WE ARE all familiar with the saying, ‘out with the old and in with the new’ but for creative director Silvia Venturini Fendi its meaning was one she wanted to question.
So, for Fendi’s autumn-winter 2022 menswear collection the focus shifted onto shaping the new Roaring Twenties by taking the elegance of the past and the modernity of the future into the wardrobe of today’s gentleman.
Infusing classic dandyism with the playful nature of masculinity, the Italian designer has taken this opportunity to look beyond the conventional guidelines of tradition.

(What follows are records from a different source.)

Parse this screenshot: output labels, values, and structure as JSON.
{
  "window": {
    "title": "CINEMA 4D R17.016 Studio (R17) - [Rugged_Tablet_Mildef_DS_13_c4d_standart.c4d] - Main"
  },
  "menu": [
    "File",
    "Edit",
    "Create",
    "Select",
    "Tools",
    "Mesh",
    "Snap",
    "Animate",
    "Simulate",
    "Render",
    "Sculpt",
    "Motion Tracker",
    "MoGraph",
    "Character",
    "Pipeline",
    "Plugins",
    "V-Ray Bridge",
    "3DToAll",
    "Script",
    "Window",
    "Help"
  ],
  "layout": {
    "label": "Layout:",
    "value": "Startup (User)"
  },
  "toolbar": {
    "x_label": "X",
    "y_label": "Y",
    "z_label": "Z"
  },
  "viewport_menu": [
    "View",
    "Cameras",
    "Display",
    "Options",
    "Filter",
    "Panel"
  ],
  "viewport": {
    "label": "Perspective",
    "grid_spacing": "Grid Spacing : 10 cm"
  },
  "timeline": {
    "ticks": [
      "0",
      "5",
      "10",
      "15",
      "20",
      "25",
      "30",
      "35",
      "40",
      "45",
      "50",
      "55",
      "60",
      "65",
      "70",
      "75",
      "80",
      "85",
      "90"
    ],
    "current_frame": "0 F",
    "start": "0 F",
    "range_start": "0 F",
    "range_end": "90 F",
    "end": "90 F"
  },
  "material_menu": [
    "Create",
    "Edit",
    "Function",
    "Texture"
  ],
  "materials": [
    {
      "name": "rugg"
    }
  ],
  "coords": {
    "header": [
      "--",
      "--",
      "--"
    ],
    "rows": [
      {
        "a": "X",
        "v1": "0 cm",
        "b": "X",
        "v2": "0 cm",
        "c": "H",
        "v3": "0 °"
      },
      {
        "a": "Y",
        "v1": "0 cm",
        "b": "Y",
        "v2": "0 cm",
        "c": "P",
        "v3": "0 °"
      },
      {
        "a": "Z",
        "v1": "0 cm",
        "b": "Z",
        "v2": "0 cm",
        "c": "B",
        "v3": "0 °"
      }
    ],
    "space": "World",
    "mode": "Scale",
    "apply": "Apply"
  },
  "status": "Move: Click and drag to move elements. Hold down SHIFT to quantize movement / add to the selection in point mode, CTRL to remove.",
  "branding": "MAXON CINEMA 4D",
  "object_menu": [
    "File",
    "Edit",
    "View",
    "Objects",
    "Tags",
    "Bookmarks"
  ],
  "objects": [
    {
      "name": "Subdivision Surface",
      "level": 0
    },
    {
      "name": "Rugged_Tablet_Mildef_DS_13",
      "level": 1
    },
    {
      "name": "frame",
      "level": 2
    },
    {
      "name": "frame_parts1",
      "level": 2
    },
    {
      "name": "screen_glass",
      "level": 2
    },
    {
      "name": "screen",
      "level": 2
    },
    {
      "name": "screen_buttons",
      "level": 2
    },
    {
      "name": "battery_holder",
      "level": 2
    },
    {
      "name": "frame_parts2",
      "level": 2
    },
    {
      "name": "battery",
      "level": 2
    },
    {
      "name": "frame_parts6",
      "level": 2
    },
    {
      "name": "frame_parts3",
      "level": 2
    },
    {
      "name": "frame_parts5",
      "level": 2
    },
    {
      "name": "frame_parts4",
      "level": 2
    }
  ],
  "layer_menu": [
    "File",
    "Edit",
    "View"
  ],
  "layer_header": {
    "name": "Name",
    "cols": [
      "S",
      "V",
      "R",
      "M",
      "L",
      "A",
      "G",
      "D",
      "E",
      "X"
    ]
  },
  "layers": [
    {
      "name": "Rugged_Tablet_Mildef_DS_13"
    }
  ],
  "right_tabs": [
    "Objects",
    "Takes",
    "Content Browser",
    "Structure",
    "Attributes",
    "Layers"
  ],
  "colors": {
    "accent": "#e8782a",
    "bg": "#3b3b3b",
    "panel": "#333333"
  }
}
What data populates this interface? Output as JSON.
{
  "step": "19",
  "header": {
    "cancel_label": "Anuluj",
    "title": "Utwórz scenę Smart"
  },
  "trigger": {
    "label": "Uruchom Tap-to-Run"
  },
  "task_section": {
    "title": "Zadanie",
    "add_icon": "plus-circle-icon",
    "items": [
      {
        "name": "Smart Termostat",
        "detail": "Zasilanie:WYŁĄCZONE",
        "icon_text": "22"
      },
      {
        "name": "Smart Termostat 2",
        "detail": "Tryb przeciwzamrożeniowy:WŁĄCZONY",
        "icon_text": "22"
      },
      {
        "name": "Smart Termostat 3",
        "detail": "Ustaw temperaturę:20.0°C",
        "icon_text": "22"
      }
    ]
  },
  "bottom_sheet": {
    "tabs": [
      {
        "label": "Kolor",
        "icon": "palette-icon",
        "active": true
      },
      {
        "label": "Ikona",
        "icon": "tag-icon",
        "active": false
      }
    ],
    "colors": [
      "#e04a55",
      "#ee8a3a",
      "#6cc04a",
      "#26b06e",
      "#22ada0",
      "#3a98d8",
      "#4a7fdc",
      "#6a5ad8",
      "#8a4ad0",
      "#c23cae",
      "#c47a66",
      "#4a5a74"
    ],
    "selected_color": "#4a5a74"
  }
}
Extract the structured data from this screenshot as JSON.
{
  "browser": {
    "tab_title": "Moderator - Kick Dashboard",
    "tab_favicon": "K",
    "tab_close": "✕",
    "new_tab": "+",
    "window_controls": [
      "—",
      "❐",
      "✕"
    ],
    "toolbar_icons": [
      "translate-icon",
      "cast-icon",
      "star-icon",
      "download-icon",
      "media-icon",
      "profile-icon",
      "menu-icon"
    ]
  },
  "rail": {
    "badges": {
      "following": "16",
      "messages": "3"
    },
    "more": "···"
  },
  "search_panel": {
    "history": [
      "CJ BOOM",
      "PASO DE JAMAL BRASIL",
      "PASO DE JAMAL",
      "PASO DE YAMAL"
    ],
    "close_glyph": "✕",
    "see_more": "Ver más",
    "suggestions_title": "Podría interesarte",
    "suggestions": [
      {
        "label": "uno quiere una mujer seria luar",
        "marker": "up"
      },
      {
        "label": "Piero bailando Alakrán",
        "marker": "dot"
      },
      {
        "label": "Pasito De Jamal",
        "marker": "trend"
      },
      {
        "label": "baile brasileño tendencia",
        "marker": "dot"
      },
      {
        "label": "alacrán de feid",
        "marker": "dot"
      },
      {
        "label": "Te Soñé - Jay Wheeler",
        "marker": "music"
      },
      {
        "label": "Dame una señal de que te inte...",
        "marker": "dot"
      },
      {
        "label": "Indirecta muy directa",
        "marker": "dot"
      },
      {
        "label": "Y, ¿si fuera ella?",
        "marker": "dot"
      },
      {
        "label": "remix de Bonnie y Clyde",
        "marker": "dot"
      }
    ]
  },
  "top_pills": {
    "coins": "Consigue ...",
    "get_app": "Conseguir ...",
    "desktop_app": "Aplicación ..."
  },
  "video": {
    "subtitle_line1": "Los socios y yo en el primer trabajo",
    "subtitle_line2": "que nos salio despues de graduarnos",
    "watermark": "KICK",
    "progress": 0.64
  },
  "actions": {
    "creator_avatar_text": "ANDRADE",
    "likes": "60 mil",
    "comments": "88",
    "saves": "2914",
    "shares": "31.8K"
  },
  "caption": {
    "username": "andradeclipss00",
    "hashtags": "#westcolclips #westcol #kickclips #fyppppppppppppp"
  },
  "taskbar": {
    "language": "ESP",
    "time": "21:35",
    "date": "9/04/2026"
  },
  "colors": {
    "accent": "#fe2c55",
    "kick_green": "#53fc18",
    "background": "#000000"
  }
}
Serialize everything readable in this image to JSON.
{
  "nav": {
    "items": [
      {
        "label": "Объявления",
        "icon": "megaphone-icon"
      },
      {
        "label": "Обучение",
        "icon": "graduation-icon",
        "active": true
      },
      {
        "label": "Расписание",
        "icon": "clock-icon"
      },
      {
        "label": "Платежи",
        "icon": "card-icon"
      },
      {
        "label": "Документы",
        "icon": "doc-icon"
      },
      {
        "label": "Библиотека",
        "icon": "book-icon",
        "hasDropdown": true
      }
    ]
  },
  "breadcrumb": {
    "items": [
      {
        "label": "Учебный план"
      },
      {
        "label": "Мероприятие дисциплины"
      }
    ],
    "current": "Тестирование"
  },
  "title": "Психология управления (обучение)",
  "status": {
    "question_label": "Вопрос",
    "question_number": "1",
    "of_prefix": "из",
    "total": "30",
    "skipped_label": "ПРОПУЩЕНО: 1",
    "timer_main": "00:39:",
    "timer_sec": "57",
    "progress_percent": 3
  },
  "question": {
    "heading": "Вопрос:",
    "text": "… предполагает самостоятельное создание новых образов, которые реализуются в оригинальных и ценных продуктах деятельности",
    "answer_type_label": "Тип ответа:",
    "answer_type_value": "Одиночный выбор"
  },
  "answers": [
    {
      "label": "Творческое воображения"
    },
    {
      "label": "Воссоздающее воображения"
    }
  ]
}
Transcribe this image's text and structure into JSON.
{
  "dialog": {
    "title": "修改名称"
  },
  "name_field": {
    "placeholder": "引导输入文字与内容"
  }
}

Feeling the ripples coming from the waves of discussion surrounding what it means to be a modern man, Silvia was ready to disrupt the boundaries by twisting sartorial tropes this season.
Through an understated palette enriched with hues of tonal shades of black, cream, mocha and taupe, bold graphic patterns and handfuls of decadent fabrics, a new dialogue of male sophistication has started.
Satin tuxedo trims, striped silk jacquards and precious cable knit ensembles echo the beat of soft femininity as diamond digital prints, shearling floral brooches and pearl chokers are all bonus extras.
Not straying too far from the savoir-faire of tailoring, softer proportions reflect the new aesthetic with blazers arriving with flat capes and sharp lapels, jackets cut with scooped necks and the chest clavicle is exposed through keyhole peek-a-boo moments on knits, but most notably, wide-legged trousers glide past with half-skirt in tow hinting at the return of skirts for men.
The tsunami of neo-dandy looks finished with a nod to Fendi’s European roots as two enviable evening-wear silhouettes quenched the thirst for more.
One cropped double breasted jacket was paired with overly high-waisted trousers while the other was equipped with a tailcoat and a bow tie showcasing the craftsmanship of the House’s ateliers.
Synonymous for their accessories, the AW22 collection did not disappoint. The Peekaboo was stripped down to its most architectural form debuting as a large structured shopper in either smooth or grained leather with FF logo panelling with suede intersections while the Baguette downsized into miniature chain bags.
Silvia Venturini Fendi spoke volumes with this collection. Not only responding to the evolving nature of menswear, she also managed to take the Fendi codes and help shape this new perspective.
With subversion historically not the prettiest of trends, Fendi has managed to design for the elegant rebel of today.